One of the important points, which a Day Trader would benefit to bear in mind is to try to avoid Wide Ranging Stocks. This is best explained by the example below:
Let's take two stocks from the FTSE100; AstraZeneca (AZN) & Sage Grp(SGE):
In general, AZN can have daily movements of up to 100 Pence or Points ( as it's referred to in CFD) or sometimes even more, whereas a stock like SGE could have a ceiling movement of 10 Points per day, obviously ignoring for days where these companies make their trading updates or their financial reports.
So taking the above explanation, we can easily see, if we opened a £1 PP position on AZN and the market was trending against us for a few days (let's say 4 days) our account could be something in the region of £400 in deficit by the end of the 4th day - take it from me, when this happens to only one of our positions, even experienced traders could lose their confidence as well as the large sum which they already have lost.
Whereas, In the case of stocks like SGE, even if the market went against us for a few days, as our losses are not as big, we could still hold on to our position and wait until the market turns in our favour. Hence, we have just proved one of the factors which would make a big difference in being successful or unsuccessful.
During my time as a trader, I have seen lots of traders going bust as a result of trading Long Ranging Stocks, because they eventually ran out of Margin and were forced to close their positions at a big loss .....

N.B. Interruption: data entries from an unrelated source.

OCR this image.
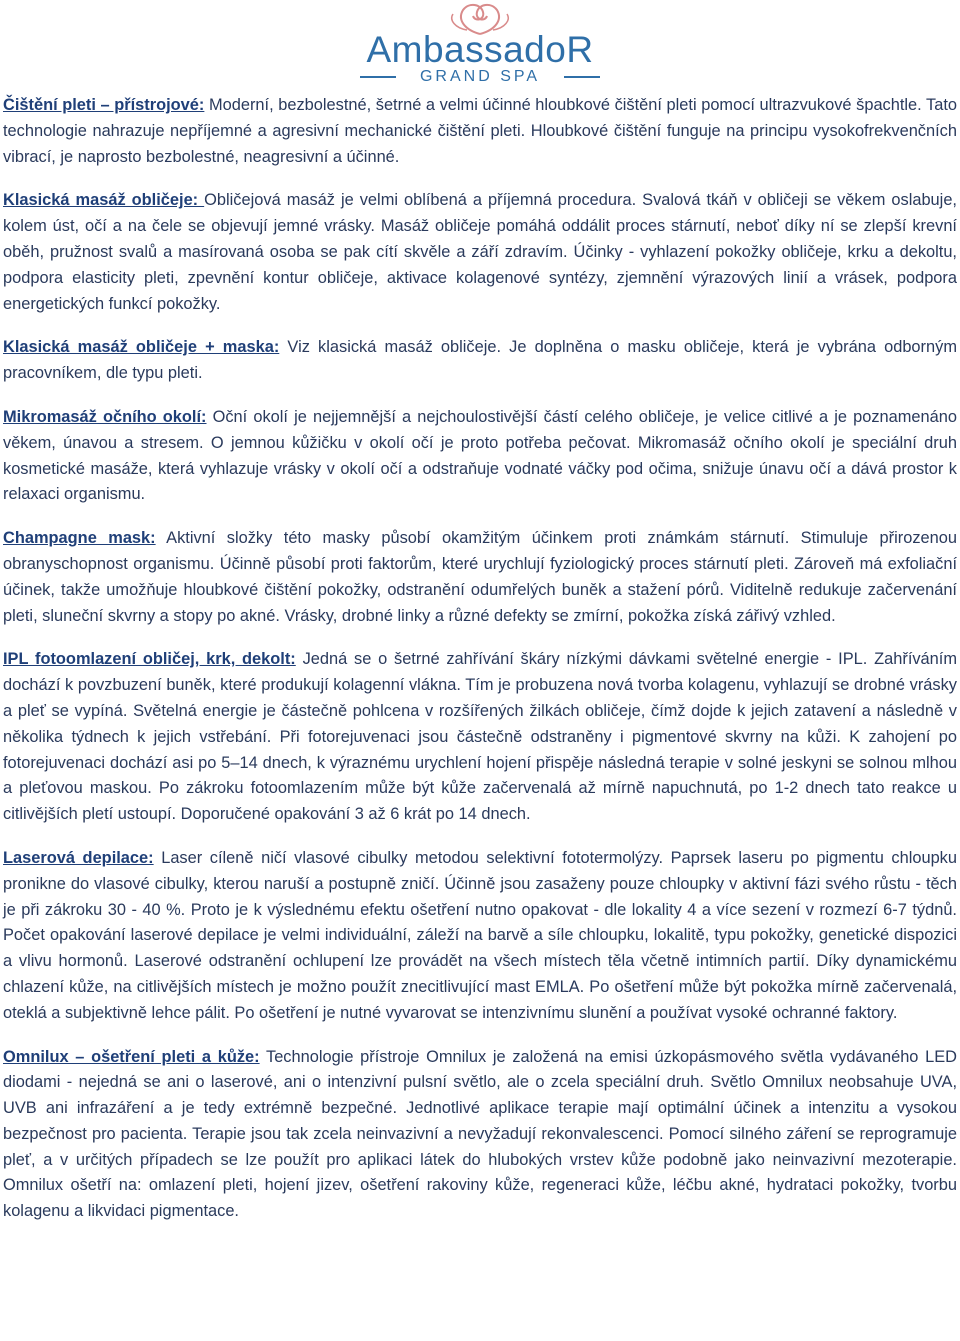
AmbassadoR
GRAND SPA

Čištění pleti – přístrojové: Moderní, bezbolestné, šetrné a velmi účinné hloubkové čištění pleti pomocí ultrazvukové špachtle. Tato technologie nahrazuje nepříjemné a agresivní mechanické čištění pleti. Hloubkové čištění funguje na principu vysokofrekvenčních vibrací, je naprosto bezbolestné, neagresivní a účinné.

Klasická masáž obličeje: Obličejová masáž je velmi oblíbená a příjemná procedura. Svalová tkáň v obličeji se věkem oslabuje, kolem úst, očí a na čele se objevují jemné vrásky. Masáž obličeje pomáhá oddálit proces stárnutí, neboť díky ní se zlepší krevní oběh, pružnost svalů a masírovaná osoba se pak cítí skvěle a září zdravím. Účinky - vyhlazení pokožky obličeje, krku a dekoltu, podpora elasticity pleti, zpevnění kontur obličeje, aktivace kolagenové syntézy, zjemnění výrazových linií a vrásek, podpora energetických funkcí pokožky.

Klasická masáž obličeje + maska: Viz klasická masáž obličeje. Je doplněna o masku obličeje, která je vybrána odborným pracovníkem, dle typu pleti.

Mikromasáž očního okolí: Oční okolí je nejjemnější a nejchoulostivější částí celého obličeje, je velice citlivé a je poznamenáno věkem, únavou a stresem. O jemnou kůžičku v okolí očí je proto potřeba pečovat. Mikromasáž očního okolí je speciální druh kosmetické masáže, která vyhlazuje vrásky v okolí očí a odstraňuje vodnaté váčky pod očima, snižuje únavu očí a dává prostor k relaxaci organismu.

Champagne mask: Aktivní složky této masky působí okamžitým účinkem proti známkám stárnutí. Stimuluje přirozenou obranyschopnost organismu. Účinně působí proti faktorům, které urychlují fyziologický proces stárnutí pleti. Zároveň má exfoliační účinek, takže umožňuje hloubkové čištění pokožky, odstranění odumřelých buněk a stažení pórů. Viditelně redukuje začervenání pleti, sluneční skvrny a stopy po akné. Vrásky, drobné linky a různé defekty se zmírní, pokožka získá zářivý vzhled.

IPL fotoomlazení obličej, krk, dekolt: Jedná se o šetrné zahřívání škáry nízkými dávkami světelné energie - IPL. Zahříváním dochází k povzbuzení buněk, které produkují kolagenní vlákna. Tím je probuzena nová tvorba kolagenu, vyhlazují se drobné vrásky a pleť se vypíná. Světelná energie je částečně pohlcena v rozšířených žilkách obličeje, čímž dojde k jejich zatavení a následně v několika týdnech k jejich vstřebání. Při fotorejuvenaci jsou částečně odstraněny i pigmentové skvrny na kůži. K zahojení po fotorejuvenaci dochází asi po 5–14 dnech, k výraznému urychlení hojení přispěje následná terapie v solné jeskyni se solnou mlhou a pleťovou maskou. Po zákroku fotoomlazením může být kůže začervenalá až mírně napuchnutá, po 1-2 dnech tato reakce u citlivějších pletí ustoupí. Doporučené opakování 3 až 6 krát po 14 dnech.

Laserová depilace: Laser cíleně ničí vlasové cibulky metodou selektivní fototermolýzy. Paprsek laseru po pigmentu chloupku pronikne do vlasové cibulky, kterou naruší a postupně zničí. Účinně jsou zasaženy pouze chloupky v aktivní fázi svého růstu - těch je při zákroku 30 - 40 %. Proto je k výslednému efektu ošetření nutno opakovat - dle lokality 4 a více sezení v rozmezí 6-7 týdnů. Počet opakování laserové depilace je velmi individuální, záleží na barvě a síle chloupku, lokalitě, typu pokožky, genetické dispozici a vlivu hormonů. Laserové odstranění ochlupení lze provádět na všech místech těla včetně intimních partií. Díky dynamickému chlazení kůže, na citlivějších místech je možno použít znecitlivující mast EMLA. Po ošetření může být pokožka mírně začervenalá, oteklá a subjektivně lehce pálit. Po ošetření je nutné vyvarovat se intenzivnímu slunění a používat vysoké ochranné faktory.

Omnilux – ošetření pleti a kůže: Technologie přístroje Omnilux je založená na emisi úzkopásmového světla vydávaného LED diodami - nejedná se ani o laserové, ani o intenzivní pulsní světlo, ale o zcela speciální druh. Světlo Omnilux neobsahuje UVA, UVB ani infrazáření a je tedy extrémně bezpečné. Jednotlivé aplikace terapie mají optimální účinek a intenzitu a vysokou bezpečnost pro pacienta. Terapie jsou tak zcela neinvazivní a nevyžadují rekonvalescenci. Pomocí silného záření se reprogramuje pleť, a v určitých případech se lze použít pro aplikaci látek do hlubokých vrstev kůže podobně jako neinvazivní mezoterapie. Omnilux ošetří na: omlazení pleti, hojení jizev, ošetření rakoviny kůže, regeneraci kůže, léčbu akné, hydrataci pokožky, tvorbu kolagenu a likvidaci pigmentace.
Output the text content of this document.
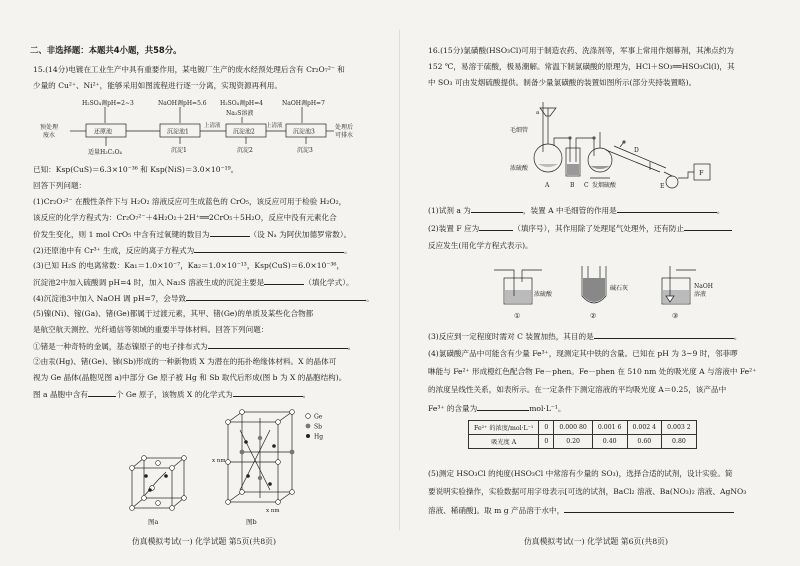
二、非选择题：本题共4小题，共58分。
15.(14分)电镀在工业生产中具有重要作用，某电镀厂生产的废水经预处理后含有 Cr₂O₇²⁻ 和
少量的 Cu²⁺、Ni²⁺，能够采用如图流程进行逐一分离，实现资源再利用。
H₂SO₄调pH=2~3	NaOH调pH=5.6 H₂SO₄调pH=4
Na₂S溶液
NaOH调pH=7
预处理
废水	还原池	沉淀池1
上清液
沉淀池2
上清液
沉淀池3
处理后
可排水
适量H₂C₂O₄	沉淀1	沉淀2	沉淀3
已知：Ksp(CuS)＝6.3×10⁻³⁶ 和 Ksp(NiS)＝3.0×10⁻¹⁹。
回答下列问题：
(1)Cr₂O₇²⁻ 在酸性条件下与 H₂O₂ 溶液反应可生成蓝色的 CrO₅，该反应可用于检验 H₂O₂，
该反应的化学方程式为：Cr₂O₇²⁻＋4H₂O₂＋2H⁺══2CrO₅＋5H₂O，反应中没有元素化合
价发生变化，则 1 mol CrO₅ 中含有过氧键的数目为	（设 Nₐ 为阿伏加德罗常数）。
(2)还原池中有 Cr³⁺ 生成，反应的离子方程式为	。
(3)已知 H₂S 的电离常数：Ka₁＝1.0×10⁻⁷，Ka₂＝1.0×10⁻¹³，Ksp(CuS)＝6.0×10⁻³⁶，
沉淀池2中加入硫酸调 pH=4 时，加入 Na₂S 溶液生成的沉淀主要是	（填化学式）。
(4)沉淀池3中加入 NaOH 调 pH=7，会导致	。
(5)镍(Ni)、镓(Ga)、锗(Ge)都属于过渡元素，其甲、锗(Ge)的单质及某些化合物都
是航空航天测控、光纤通信等领域的重要半导体材料。回答下列问题：
①锗是一种奇特的金属，基态镍原子的电子排布式为	。
②由汞(Hg)、锗(Ge)、锑(Sb)形成的一种新物质 X 为潜在的拓扑绝缘体材料。X 的晶体可
视为 Ge 晶体(晶胞见图 a)中部分 Ge 原子被 Hg 和 Sb 取代后形成(图 b 为 X 的晶胞结构)。
图 a 晶胞中含有	个 Ge 原子，该物质 X 的化学式为	。
图a
x nm
x nm
图b
Ge
Sb
Hg
仿真模拟考试(一) 化学试题 第5页(共8页)
16.(15分)氯磺酸(HSO₃Cl)可用于制造农药、洗涤剂等，军事上常用作烟幕剂，其沸点约为
152 ℃，易溶于硫酸，极易潮解。常温下制氯磺酸的原理为，HCl＋SO₃══HSO₃Cl(l)，其
中 SO₃ 可由发烟硫酸提供。制备少量氯磺酸的装置如图所示(部分夹持装置略)。
毛细管
浓硫酸
A	B C 发烟硫酸
D
E
F
a
(1)试剂 a 为	，装置 A 中毛细管的作用是	。
(2)装置 F 应为	（填序号），其作用除了处理尾气处理外，还有防止
反应发生(用化学方程式表示)。
浓硫酸
碱石灰	NaOH
溶液
①	②	③
(3)反应到一定程度时需对 C 装置加热，其目的是	。
(4)氯磺酸产品中可能含有少量 Fe³⁺，现测定其中铁的含量。已知在 pH 为 3~9 时，邻菲啰
啉能与 Fe²⁺ 形成橙红色配合物 Fe－phen。Fe－phen 在 510 nm 处的吸光度 A 与溶液中 Fe²⁺
的浓度呈线性关系，如表所示。在一定条件下测定溶液的平均吸光度 A＝0.25，该产品中
Fe³⁺ 的含量为	mol·L⁻¹。
Fe²⁺ 的浓度/mol·L⁻¹	0	0.000 80	0.001 6	0.002 4	0.003 2
吸光度 A	0	0.20	0.40	0.60	0.80
(5)测定 HSO₃Cl 的纯度(HSO₃Cl 中常溶有少量的 SO₃)，选择合适的试剂，设计实验。简
要说明实验操作，实验数据可用字母表示[可选的试剂，BaCl₂ 溶液、Ba(NO₃)₂ 溶液、AgNO₃
溶液、稀硝酸]。取 m g 产品溶于水中，
仿真模拟考试(一) 化学试题 第6页(共8页)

While we are on this subject, a certain stock springs to mind, which I reckon should be best left to those who keep large amount of cash in their accounts or alternatively those who play the market with virtually Pennies. The stock in question is none but our beloved Google (GOOG). In yesterday's trading I noticed Google at one stage, spiked a Candlestick of roughly $13.00 or 1300 points. Could you imagine what could happen if one was on the wrong end of this stock and was only a small player ......?!